If my son walks out of class one more time or gets mouthy he will be kicked out of school. I know a lot of our issues is because he did live with his Dad who didn't take care of his needs or make sure he went to school but at some point he has to just do what he has to do.
He seems to have a real issue with authority and if he doesn't get past it then he is going to have a rough life. I am 35 years old and I have to deal with authority and I don't always like it. I do like the fact that with my job, I don't have a boss breathing down my back all day. But that's not the point. I do what I have to do. I don't always like it. If I was anything like my son we would go hungry cause I would have went off the wall when I found out the new employees make just about the same as I do and I am five year employee. But I just deal with it. I need a job.

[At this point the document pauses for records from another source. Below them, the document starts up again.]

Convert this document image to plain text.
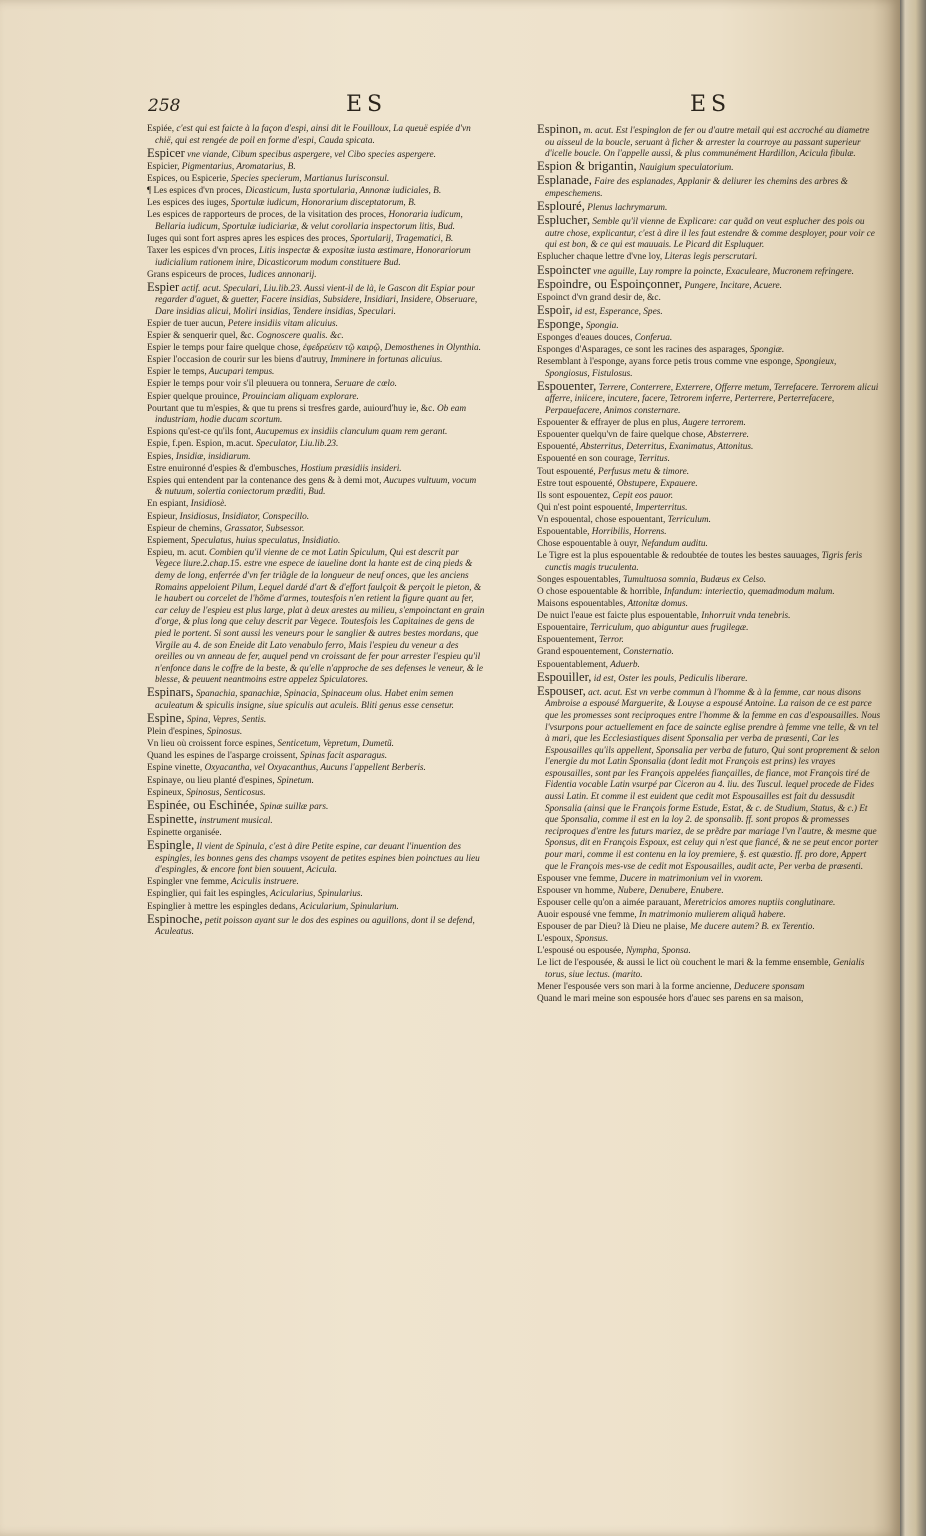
258	ES	ES
Espiée, c'est qui est faicte à la façon d'espi, ainsi dit le Fouilloux, La queuë espiée d'vn chië, qui est rengée de poil en forme d'espi, Cauda spicata.
Espicer vne viande, Cibum specibus aspergere, vel Cibo species aspergere.
Espicier, Pigmentarius, Aromatarius, B.
Espices, ou Espicerie, Species specierum, Martianus Iurisconsul.
¶ Les espices d'vn proces, Dicasticum, Iusta sportularia, Annonæ iudiciales, B.
Les espices des iuges, Sportulæ iudicum, Honorarium disceptatorum, B.
Les espices de rapporteurs de proces, de la visitation des proces, Honoraria iudicum, Bellaria iudicum, Sportulæ iudiciariæ, & velut corollaria inspectorum litis, Bud.
Iuges qui sont fort aspres apres les espices des proces, Sportularij, Tragematici, B.
Taxer les espices d'vn proces, Litis inspectæ & expositæ iusta æstimare, Honorariorum iudicialium rationem inire, Dicasticorum modum constituere Bud.
Grans espiceurs de proces, Iudices annonarij.
Espier actif. acut. Speculari, Liu.lib.23. Aussi vient-il de là, le Gascon dit Espiar pour regarder d'aguet, & guetter, Facere insidias, Subsidere, Insidiari, Insidere, Obseruare, Dare insidias alicui, Moliri insidias, Tendere insidias, Speculari.
Espier de tuer aucun, Petere insidiis vitam alicuius.
Espier & senquerir quel, &c. Cognoscere qualis. &c.
Espier le temps pour faire quelque chose, ἐφεδρεύειν τῷ καιρῷ, Demosthenes in Olynthia.
Espier l'occasion de courir sur les biens d'autruy, Imminere in fortunas alicuius.
Espier le temps, Aucupari tempus.
Espier le temps pour voir s'il pleuuera ou tonnera, Seruare de cœlo.
Espier quelque prouince, Prouinciam aliquam explorare.
Pourtant que tu m'espies, & que tu prens si tresfres garde, auiourd'huy ie, &c. Ob eam industriam, hodie ducam scortum.
Espions qu'est-ce qu'ils font, Aucupemus ex insidiis clanculum quam rem gerant.
Espie, f.pen. Espion, m.acut. Speculator, Liu.lib.23.
Espies, Insidiæ, insidiarum.
Estre enuironné d'espies & d'embusches, Hostium præsidiis insideri.
Espies qui entendent par la contenance des gens & à demi mot, Aucupes vultuum, vocum & nutuum, solertia coniectorum præditi, Bud.
En espiant, Insidiosè.
Espieur, Insidiosus, Insidiator, Conspecillo.
Espieur de chemins, Grassator, Subsessor.
Espiement, Speculatus, huius speculatus, Insidiatio.
Espieu, m. acut. Combien qu'il vienne de ce mot Latin Spiculum, Qui est descrit par Vegece liure.2.chap.15. estre vne espece de iaueline dont la hante est de cinq pieds & demy de long, enferrée d'vn fer triãgle de la longueur de neuf onces, que les anciens Romains appeloient Pilum, Lequel dardé d'art & d'effort faulçoit & perçoit le pieton, & le haubert ou corcelet de l'hõme d'armes, toutesfois n'en retient la figure quant au fer, car celuy de l'espieu est plus large, plat à deux arestes au milieu, s'empoinctant en grain d'orge, & plus long que celuy descrit par Vegece. Toutesfois les Capitaines de gens de pied le portent. Si sont aussi les veneurs pour le sanglier & autres bestes mordans, que Virgile au 4. de son Eneide dit Lato venabulo ferro, Mais l'espieu du veneur a des oreilles ou vn anneau de fer, auquel pend vn croissant de fer pour arrester l'espieu qu'il n'enfonce dans le coffre de la beste, & qu'elle n'approche de ses defenses le veneur, & le blesse, & peuuent neantmoins estre appelez Spiculatores.
Espinars, Spanachia, spanachiæ, Spinacia, Spinaceum olus. Habet enim semen aculeatum & spiculis insigne, siue spiculis aut aculeis. Bliti genus esse censetur.
Espine, Spina, Vepres, Sentis.
Plein d'espines, Spinosus.
Vn lieu où croissent force espines, Senticetum, Vepretum, Dumetũ.
Quand les espines de l'asparge croissent, Spinas facit asparagus.
Espine vinette, Oxyacantha, vel Oxyacanthus, Aucuns l'appellent Berberis.
Espinaye, ou lieu planté d'espines, Spinetum.
Espineux, Spinosus, Senticosus.
Espinée, ou Eschinée, Spinæ suillæ pars.
Espinette, instrument musical.
Espinette organisée.
Espingle, Il vient de Spinula, c'est à dire Petite espine, car deuant l'inuention des espingles, les bonnes gens des champs vsoyent de petites espines bien poinctues au lieu d'espingles, & encore font bien souuent, Acicula.
Espingler vne femme, Aciculis instruere.
Espinglier, qui fait les espingles, Acicularius, Spinularius.
Espinglier à mettre les espingles dedans, Acicularium, Spinularium.
Espinoche, petit poisson ayant sur le dos des espines ou aguillons, dont il se defend, Aculeatus.
Espinon, m. acut. Est l'espinglon de fer ou d'autre metail qui est accroché au diametre ou aisseul de la boucle, seruant à ficher & arrester la courroye au passant superieur d'icelle boucle. On l'appelle aussi, & plus communément Hardillon, Acicula fibulæ.
Espion & brigantin, Nauigium speculatorium.
Esplanade, Faire des esplanades, Applanir & deliurer les chemins des arbres & empeschemens.
Esplouré, Plenus lachrymarum.
Esplucher, Semble qu'il vienne de Explicare: car quãd on veut esplucher des pois ou autre chose, explicantur, c'est à dire il les faut estendre & comme desployer, pour voir ce qui est bon, & ce qui est mauuais. Le Picard dit Espluquer.
Esplucher chaque lettre d'vne loy, Literas legis perscrutari.
Espoincter vne aguille, Luy rompre la poincte, Exaculeare, Mucronem refringere.
Espoindre, ou Espoinçonner, Pungere, Incitare, Acuere.
Espoinct d'vn grand desir de, &c.
Espoir, id est, Esperance, Spes.
Esponge, Spongia.
Esponges d'eaues douces, Conferua.
Esponges d'Asparages, ce sont les racines des asparages, Spongiæ.
Resemblant à l'esponge, ayans force petis trous comme vne esponge, Spongieux, Spongiosus, Fistulosus.
Espouenter, Terrere, Conterrere, Exterrere, Offerre metum, Terrefacere. Terrorem alicui afferre, iniicere, incutere, facere, Tetrorem inferre, Perterrere, Perterrefacere, Perpauefacere, Animos consternare.
Espouenter & effrayer de plus en plus, Augere terrorem.
Espouenter quelqu'vn de faire quelque chose, Absterrere.
Espouenté, Absterritus, Deterritus, Exanimatus, Attonitus.
Espouenté en son courage, Territus.
Tout espouenté, Perfusus metu & timore.
Estre tout espouenté, Obstupere, Expauere.
Ils sont espouentez, Cepit eos pauor.
Qui n'est point espouenté, Imperterritus.
Vn espouental, chose espouentant, Terriculum.
Espouentable, Horribilis, Horrens.
Chose espouentable à ouyr, Nefandum auditu.
Le Tigre est la plus espouentable & redoubtée de toutes les bestes sauuages, Tigris feris cunctis magis truculenta.
Songes espouentables, Tumultuosa somnia, Budæus ex Celso.
O chose espouentable & horrible, Infandum: interiectio, quemadmodum malum.
Maisons espouentables, Attonitæ domus.
De nuict l'eaue est faicte plus espouentable, Inhorruit vnda tenebris.
Espouentaire, Terriculum, quo abiguntur aues frugilegæ.
Espouentement, Terror.
Grand espouentement, Consternatio.
Espouentablement, Aduerb.
Espouiller, id est, Oster les pouls, Pediculis liberare.
Espouser, act. acut. Est vn verbe commun à l'homme & à la femme, car nous disons Ambroise a espousé Marguerite, & Louyse a espousé Antoine. La raison de ce est parce que les promesses sont reciproques entre l'homme & la femme en cas d'espousailles. Nous l'vsurpons pour actuellement en face de saincte eglise prendre à femme vne telle, & vn tel à mari, que les Ecclesiastiques disent Sponsalia per verba de præsenti, Car les Espousailles qu'ils appellent, Sponsalia per verba de futuro, Qui sont proprement & selon l'energie du mot Latin Sponsalia (dont ledit mot François est prins) les vrayes espousailles, sont par les François appelées fiançailles, de fiance, mot François tiré de Fidentia vocable Latin vsurpé par Ciceron au 4. liu. des Tuscul. lequel procede de Fides aussi Latin. Et comme il est euident que cedit mot Espousailles est fait du dessusdit Sponsalia (ainsi que le François forme Estude, Estat, & c. de Studium, Status, & c.) Et que Sponsalia, comme il est en la loy 2. de sponsalib. ff. sont propos & promesses reciproques d'entre les futurs mariez, de se prẽdre par mariage l'vn l'autre, & mesme que Sponsus, dit en François Espoux, est celuy qui n'est que fiancé, & ne se peut encor porter pour mari, comme il est contenu en la loy premiere, §. est quæstio. ff. pro dore, Appert que le François mes-vse de cedit mot Espousailles, audit acte, Per verba de præsenti.
Espouser vne femme, Ducere in matrimonium vel in vxorem.
Espouser vn homme, Nubere, Denubere, Enubere.
Espouser celle qu'on a aimée parauant, Meretricios amores nuptiis conglutinare.
Auoir espousé vne femme, In matrimonio mulierem aliquã habere.
Espouser de par Dieu? là Dieu ne plaise, Me ducere autem? B. ex Terentio.
L'espoux, Sponsus.
L'espousé ou espousée, Nympha, Sponsa.
Le lict de l'espousée, & aussi le lict où couchent le mari & la femme ensemble, Genialis torus, siue lectus. (marito.
Mener l'espousée vers son mari à la forme ancienne, Deducere sponsam
Quand le mari meine son espousée hors d'auec ses parens en sa maison,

Sorry, I just needed to vent.
1 comment:
I feel your pain. I waited years for my son to graduate. It was my dream to be there, watching him...taking pictures of him and showing him how proud I was. But he didn't graduate either. He skipped class a lot. He went to summer school, and it was soon after the Columbine incident, he tried to leave class early, got called into the principal's office, and she let him go after almost an hour in his office. My son then swung at a tree branch and said, "I should blow up this F'ing school!" ummm...NOT the thing to say. He would not have done it...he probably wouldnt even have known how to do it. And he probably got the idea from the news at the time. But talk about stupid teenager! He was going into his junior year then. He was suspended from school. We went to a 'school hearing' with him that year, and they expelled him from the school...but he was allowed to go to another district...huh? OK..so I understand the suspension, but to expel him from the district and say that he (who was expelled for dangerous reasons) can go to another district??? IMO, the school personnel were playing the same damn game that he was, puffing out their chests and not really resolving the problem that they said needed resolution.

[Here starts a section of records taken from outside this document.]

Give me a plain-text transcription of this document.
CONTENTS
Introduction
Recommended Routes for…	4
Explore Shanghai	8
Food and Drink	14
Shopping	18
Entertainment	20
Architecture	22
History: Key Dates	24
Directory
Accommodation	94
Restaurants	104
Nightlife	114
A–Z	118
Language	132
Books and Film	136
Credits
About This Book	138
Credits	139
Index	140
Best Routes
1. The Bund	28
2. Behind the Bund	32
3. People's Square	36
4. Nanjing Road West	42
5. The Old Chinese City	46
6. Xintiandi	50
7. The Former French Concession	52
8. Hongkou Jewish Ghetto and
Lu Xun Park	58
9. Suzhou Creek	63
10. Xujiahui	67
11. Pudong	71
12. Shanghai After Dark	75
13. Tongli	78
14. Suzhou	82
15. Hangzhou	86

Anyway, he went to an alternative school, but didn't go to classes. I called the school, and they said that he would have to go another 3 years to graduate. Tough love set in, and I told him he was done. I was done!

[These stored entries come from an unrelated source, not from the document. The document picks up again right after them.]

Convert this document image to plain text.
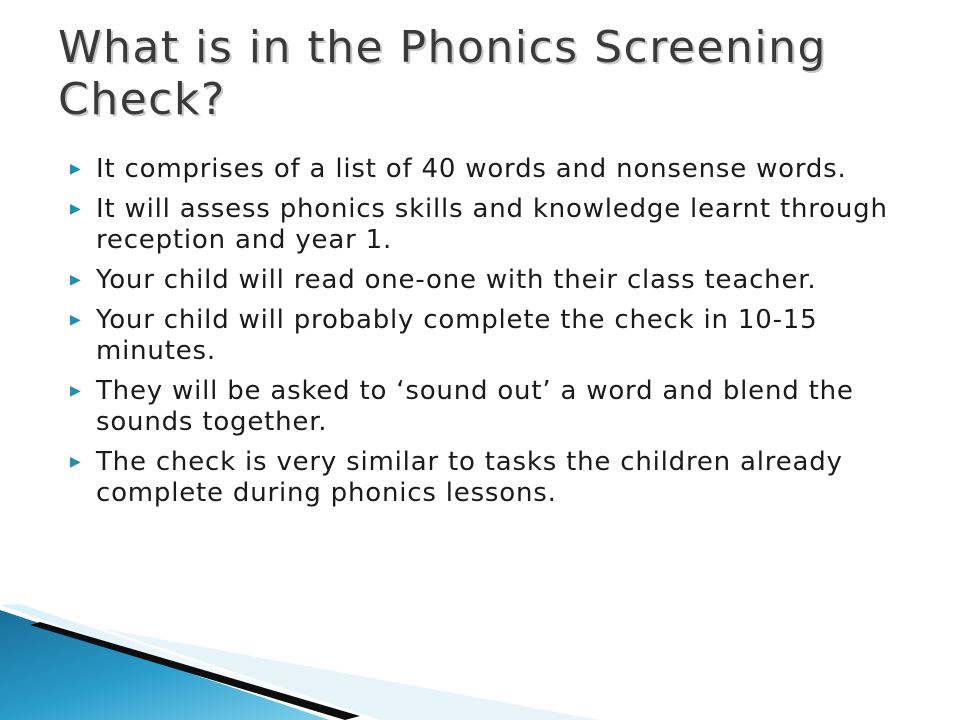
What is in the Phonics Screening Check?
▶ It comprises of a list of 40 words and nonsense words.
▶ It will assess phonics skills and knowledge learnt through reception and year 1.
▶ Your child will read one-one with their class teacher.
▶ Your child will probably complete the check in 10-15 minutes.
▶ They will be asked to ‘sound out’ a word and blend the sounds together.
▶ The check is very similar to tasks the children already complete during phonics lessons.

Two years later, he applied for, and received his GED, and got an award for being within the top 90%. I wasn't sure if I was more proud or angry at him for not taking advantage of the fact that he really could have graduated.
He regretted it later. He still does, I think. He went to college for 2 semesters, and then went on to full time work, and has not gone back. I wish he would, but life is catching up to him now. He is married, and needs to add to the income of his wife. When he was in college, he was taking paramedics classes and he excelled in them, and thrived. I hope not going back to college is not going to haunt him, but I think it will. There's always time though.
Good luck with your son...sometimes they just need to do things on their own time. I completely understand your frustration as a mother, and the sorrow you feel. You just want to shake them sometimes, but they have to follow their own paths, no matter how difficult it is. All we can do is be there for them later.